Deno says Hello World

As we know Deno made his official entry in May 2020, it is created by Ryan Dahl which is also the creator of Node, Deno is the new modern and secure runtime for JavaScript and TypeScript that uses V8 and is built in Rust.

But, why Deno?

Let’s start from the beginning – Ryan gave a talk on “10 Things I Regret About Node.js” in JSConf EU 2018 where he mentioned about his regrets while the initial design of Nodejs like not using Promises, using node_modules and package.json, leaving out file extensions. He eventually unveiled Deno, back then it was just a small & experimental project for Ryan which was an improved and secure version of node.

Two years later, in May 2020 Deno made his official release with Deno 1.0. A new Javascript runtime for built on Google V8 Engine, written in Rust, based on the Tokio platform.

What’s new in Deno than node?

Deno is a simple, modern and secure runtime for JavaScript and TypeScript that uses V8 and is built in Rust.

It is built with:

  • Rust (Deno’s core was written in Rust, Node’s in C++))

  • TypeScript

  • Tokio (the event loop written in Rust)

  • V8 (Google’s JavaScript runtime used in Chrome and Node, among others)

So let’s see what Deno have to offer.

Security

Secure by default.
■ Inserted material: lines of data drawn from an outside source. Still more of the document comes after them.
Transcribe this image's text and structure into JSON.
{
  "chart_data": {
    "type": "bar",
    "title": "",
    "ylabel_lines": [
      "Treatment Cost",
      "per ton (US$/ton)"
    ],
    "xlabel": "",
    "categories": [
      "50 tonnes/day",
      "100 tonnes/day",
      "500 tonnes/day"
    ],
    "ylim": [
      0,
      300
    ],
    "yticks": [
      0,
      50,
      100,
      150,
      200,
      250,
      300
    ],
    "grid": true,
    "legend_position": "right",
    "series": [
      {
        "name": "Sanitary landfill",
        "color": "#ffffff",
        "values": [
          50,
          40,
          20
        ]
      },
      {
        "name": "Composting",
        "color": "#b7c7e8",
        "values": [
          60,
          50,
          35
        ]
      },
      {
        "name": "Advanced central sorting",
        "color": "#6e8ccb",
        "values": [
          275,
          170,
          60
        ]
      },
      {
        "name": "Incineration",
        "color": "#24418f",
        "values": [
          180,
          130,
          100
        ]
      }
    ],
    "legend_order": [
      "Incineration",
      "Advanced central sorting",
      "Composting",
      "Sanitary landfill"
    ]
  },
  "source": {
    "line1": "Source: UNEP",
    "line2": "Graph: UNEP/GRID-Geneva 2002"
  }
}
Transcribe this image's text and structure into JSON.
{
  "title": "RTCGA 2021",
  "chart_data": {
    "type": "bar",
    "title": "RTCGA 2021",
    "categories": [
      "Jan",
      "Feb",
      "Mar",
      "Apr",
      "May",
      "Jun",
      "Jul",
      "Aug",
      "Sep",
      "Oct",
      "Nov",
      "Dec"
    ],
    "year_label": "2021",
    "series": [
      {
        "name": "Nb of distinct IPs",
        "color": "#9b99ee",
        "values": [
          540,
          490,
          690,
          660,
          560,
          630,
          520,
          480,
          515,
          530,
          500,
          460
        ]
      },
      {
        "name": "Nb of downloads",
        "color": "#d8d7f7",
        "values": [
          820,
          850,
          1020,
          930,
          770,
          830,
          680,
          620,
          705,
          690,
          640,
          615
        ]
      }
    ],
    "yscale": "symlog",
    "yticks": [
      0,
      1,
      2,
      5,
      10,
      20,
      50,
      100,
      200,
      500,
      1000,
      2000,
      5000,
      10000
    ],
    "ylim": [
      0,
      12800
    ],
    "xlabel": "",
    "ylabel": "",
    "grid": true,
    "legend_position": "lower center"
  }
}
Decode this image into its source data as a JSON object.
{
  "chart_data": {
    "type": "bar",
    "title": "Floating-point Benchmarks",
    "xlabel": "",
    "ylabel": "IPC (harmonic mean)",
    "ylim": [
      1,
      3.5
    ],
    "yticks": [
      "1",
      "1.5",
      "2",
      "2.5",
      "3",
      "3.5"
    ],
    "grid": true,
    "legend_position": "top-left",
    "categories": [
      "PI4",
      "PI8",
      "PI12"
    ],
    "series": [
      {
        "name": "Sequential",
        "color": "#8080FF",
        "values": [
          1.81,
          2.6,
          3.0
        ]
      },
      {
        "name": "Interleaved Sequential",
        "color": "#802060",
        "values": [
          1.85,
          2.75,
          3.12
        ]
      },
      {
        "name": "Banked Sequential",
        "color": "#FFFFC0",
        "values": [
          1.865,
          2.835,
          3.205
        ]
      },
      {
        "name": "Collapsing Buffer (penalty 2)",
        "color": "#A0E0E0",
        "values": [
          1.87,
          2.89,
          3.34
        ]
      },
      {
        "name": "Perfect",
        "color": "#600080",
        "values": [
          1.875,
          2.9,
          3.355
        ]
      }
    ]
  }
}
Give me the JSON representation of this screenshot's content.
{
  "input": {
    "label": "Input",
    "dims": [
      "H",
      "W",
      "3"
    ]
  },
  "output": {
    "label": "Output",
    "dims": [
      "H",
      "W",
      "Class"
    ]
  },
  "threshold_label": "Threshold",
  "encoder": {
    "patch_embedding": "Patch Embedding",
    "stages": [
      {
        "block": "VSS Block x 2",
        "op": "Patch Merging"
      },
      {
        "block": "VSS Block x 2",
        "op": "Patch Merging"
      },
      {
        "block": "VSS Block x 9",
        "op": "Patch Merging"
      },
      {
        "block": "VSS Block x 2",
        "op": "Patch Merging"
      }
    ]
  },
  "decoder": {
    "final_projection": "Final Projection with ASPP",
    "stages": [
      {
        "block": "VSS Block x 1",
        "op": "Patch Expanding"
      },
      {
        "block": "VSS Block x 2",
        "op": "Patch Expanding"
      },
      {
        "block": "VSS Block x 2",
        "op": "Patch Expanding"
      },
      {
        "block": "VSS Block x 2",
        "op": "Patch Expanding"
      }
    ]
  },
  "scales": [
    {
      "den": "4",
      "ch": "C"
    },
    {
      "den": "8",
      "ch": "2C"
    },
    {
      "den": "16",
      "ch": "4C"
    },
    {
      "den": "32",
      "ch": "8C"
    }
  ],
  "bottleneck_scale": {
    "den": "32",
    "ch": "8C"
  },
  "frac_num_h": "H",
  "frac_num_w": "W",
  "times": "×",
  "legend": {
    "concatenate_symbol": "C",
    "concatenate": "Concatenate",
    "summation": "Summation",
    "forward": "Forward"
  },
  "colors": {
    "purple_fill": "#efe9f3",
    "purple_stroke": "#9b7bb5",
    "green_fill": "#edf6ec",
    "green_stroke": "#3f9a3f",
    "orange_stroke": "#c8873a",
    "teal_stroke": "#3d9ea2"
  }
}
No file, network, or environment access, unless explicitly enabled

By Default Nodejs allows everything by default where you can write to any file, access environment variable, make network requests and so and on. It will open up a lot of security risk for the npm packages you are using, they will have access to all of it by default.

So instead of all access, Deno uses command-line flags to enable the type of permissions you need

For instance, if we want to write to a JSON file inside /tmp directory

					

import { writeJson, writeJsonSync } from "https://deno.land/std/fs/mod.ts";

writeJson("/tmp/data.json", { foo: "bar" }, { spaces: 2 }); // returns a promise
writeJsonSync("/tmp/data.json", { foo: "bar" }, { replacer: ["foo"] });

Run the above code using this

The moment you run this code, you will get this Permission error because you don’t have access to /tmp directory.

File Permissions

For running the above code you have to pass the command line option of –allow-write with the name of the folder

					

deno run --allow-write=/tmp index.ts 

There are multiple command-line options available for handling a different set of permissions, you can read about all of the here

No more node_modules

This one has been one of the most significant change since the entire JS community relies and been using this and relying on node_modules be Node, React or Angular we all use   node_module.

Then what’s there for maintaining our dependencies.

well, now you can easily import modules using the URL on the web or a CDN like pika.dev or jspm. eg.

					

import { writeJson, writeJsonSync } from "https://deno.land/std/fs/mod.ts"; 

Using Deno packages are distributed, we can use them by using the URLs without having any central registry, which Ryan explained here. Just Decentralization and no more node_modules and package.json.

Deno also presents import map so we don’t have to write URLs each time, some standard modules by Deno team which can be viewed here and imported by the same URLs.

TypeScript support out of the box

Deno makes it easy to use Typescript without using any modules or any configurations, it is also possible to write code in plain javascript which can be executed by Deno without any hassle.

Top-level Await

Top-level await enables you to use the consume await keyword without using the async keyword.

Old Behaviour

					

await Promise.resolve(console.log('Hello World from Deno'));
// → SyntaxError: await is only valid in async function 

New Behaviour

					

(async function() {
  await Promise.resolve(console.log('Hello world from Deno'));
  // → Hello world from Deno
}());  

Built-in Testing

Deno comes with a built-in test runner that you can use for testing your typescript or javascript without actually using modules like Mocha

Write a Test

To define a test, just use Deno.test with the name of the test and the module to be tested.

					

// Simple name and function, compact form, but not configurable
Deno.test("hello world #1", () => {
  const x = 1 + 2;
  assertEquals(x, 3);
});  

Running Tests

To run the test, just call deno test with the file that contains your test modules.

					

# Run all tests in the current directly and all sub-directories
deno test

# Run all tests in the specs directory
deno test specs/  

Deno shares many other features eg file watcher(which can be used as an alternative to nodemon), shell utilities, Debugger and many more.

Conclusion – is DENO going to replace Node?

We don’t think so, at least for a few years, to be honest. Nodejs is far from dying and it’s driven and used by a vast community and Deno is brand new which is the outcome of 2 years of Ryan’s idea where Node is been from the past 10 years. Deno isn’t been tested properly on real-world production scenarios and border cases, hopefully, in future, we hear back from the community on this.

And we are done 🙂

Hope you enjoyed reading and learned something out of it, feel free to add your questions or thoughts in the comments.